NEW YORK—Digital ad formats have matured to the point that they now represent 51% of all global ad sales, according to Magna’s Global Advertising Forecasts. This milestone will be passed in 2019, as the rate of traditional linear advertising sales (broadcast TV and radio, newspaper and magazine ad pages, out of home) declines by 3% to $290 billion worldwide.
The fastest growing regions are Asia Pacific and Latin America, and the bulk of digital advertising growth will come from ad impressions and links on mobile devices, mostly smartphones, Magna said. The growth of digital advertising is “slowing” to an annual 14% increase in 2019, reaching $304 billion globally due to the near saturation of digital media penetration, Magna added.

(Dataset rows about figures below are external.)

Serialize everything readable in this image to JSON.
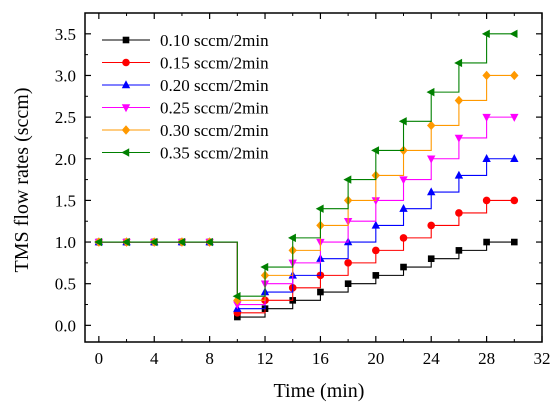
{
  "chart_data": {
    "type": "line",
    "step": "post",
    "xlabel": "Time (min)",
    "ylabel": "TMS flow rates (sccm)",
    "xlim": [
      -1,
      32
    ],
    "ylim": [
      -0.2,
      3.75
    ],
    "xticks": [
      0,
      4,
      8,
      12,
      16,
      20,
      24,
      28,
      32
    ],
    "xtick_labels": [
      "0",
      "4",
      "8",
      "12",
      "16",
      "20",
      "24",
      "28",
      "32"
    ],
    "yticks": [
      0.0,
      0.5,
      1.0,
      1.5,
      2.0,
      2.5,
      3.0,
      3.5
    ],
    "ytick_labels": [
      "0.0",
      "0.5",
      "1.0",
      "1.5",
      "2.0",
      "2.5",
      "3.0",
      "3.5"
    ],
    "grid": false,
    "legend_position": "top-left",
    "x": [
      0,
      2,
      4,
      6,
      8,
      10,
      12,
      14,
      16,
      18,
      20,
      22,
      24,
      26,
      28,
      30
    ],
    "series": [
      {
        "name": "0.10 sccm/2min",
        "color": "#000000",
        "marker": "square",
        "values": [
          1.0,
          1.0,
          1.0,
          1.0,
          1.0,
          0.1,
          0.2,
          0.3,
          0.4,
          0.5,
          0.6,
          0.7,
          0.8,
          0.9,
          1.0,
          1.0
        ]
      },
      {
        "name": "0.15 sccm/2min",
        "color": "#ff0000",
        "marker": "circle",
        "values": [
          1.0,
          1.0,
          1.0,
          1.0,
          1.0,
          0.15,
          0.3,
          0.45,
          0.6,
          0.75,
          0.9,
          1.05,
          1.2,
          1.35,
          1.5,
          1.5
        ]
      },
      {
        "name": "0.20 sccm/2min",
        "color": "#0000ff",
        "marker": "triangle-up",
        "values": [
          1.0,
          1.0,
          1.0,
          1.0,
          1.0,
          0.2,
          0.4,
          0.6,
          0.8,
          1.0,
          1.2,
          1.4,
          1.6,
          1.8,
          2.0,
          2.0
        ]
      },
      {
        "name": "0.25 sccm/2min",
        "color": "#ff00ff",
        "marker": "triangle-down",
        "values": [
          1.0,
          1.0,
          1.0,
          1.0,
          1.0,
          0.25,
          0.5,
          0.75,
          1.0,
          1.25,
          1.5,
          1.75,
          2.0,
          2.25,
          2.5,
          2.5
        ]
      },
      {
        "name": "0.30 sccm/2min",
        "color": "#ff9900",
        "marker": "diamond",
        "values": [
          1.0,
          1.0,
          1.0,
          1.0,
          1.0,
          0.3,
          0.6,
          0.9,
          1.2,
          1.5,
          1.8,
          2.1,
          2.4,
          2.7,
          3.0,
          3.0
        ]
      },
      {
        "name": "0.35 sccm/2min",
        "color": "#008000",
        "marker": "triangle-left",
        "values": [
          1.0,
          1.0,
          1.0,
          1.0,
          1.0,
          0.35,
          0.7,
          1.05,
          1.4,
          1.75,
          2.1,
          2.45,
          2.8,
          3.15,
          3.5,
          3.5
        ]
      }
    ]
  }
}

The slowdown in growth for 2019 also is due to the “odd-numbered-year” trend in media events (i.e. no U.S. elections or Olympics), according to Magna.
“Global ad spend continues to grow as the economy remains strong in key markets, but two factors are slowing down the growth rates in 2019: one is cyclical (the lack of major events in 2019, following a record year in 2018), while the other is structural: digital ad formats maturing (from 19% in 2018 to 14% this year) as they now account for more than half to total advertising sales. However, product innovation (smart homes, cloud services, OTT, 5G) and marketing innovation (direct-to-consumer brands) will continue to drive ad spend growth this year and next.
Traditional TV’s take will decrease this year by 2% to $175 billion worldwide, but the return of even year events in 2020 will help re-accelerate advertising growth in the U.S. by 5.8% to $233 billion, Magna said. In the U.S., national television’s linear advertising sales will decrease by 3% to $41 billion in 2019.
Television linear advertising is being helped along by the emergence of more “direct to consumer” brands (like Uber and AirBNB), which Magna predicts will grow 40% “from a relatively low base.”
“These brands are particularly attractive to television vendors as they come to the TV market with little leverage and are willing to much higher rates than CPG brands that have been on TV for 50 years and have the scale to negotiate sub-market cost inflation,” Magna said.
In the U.S., media owners’ net advertising sales (NAR) grew by 3% this year to reach $220 billion, an increase of $6 billion and a new all-time high, according to Magna.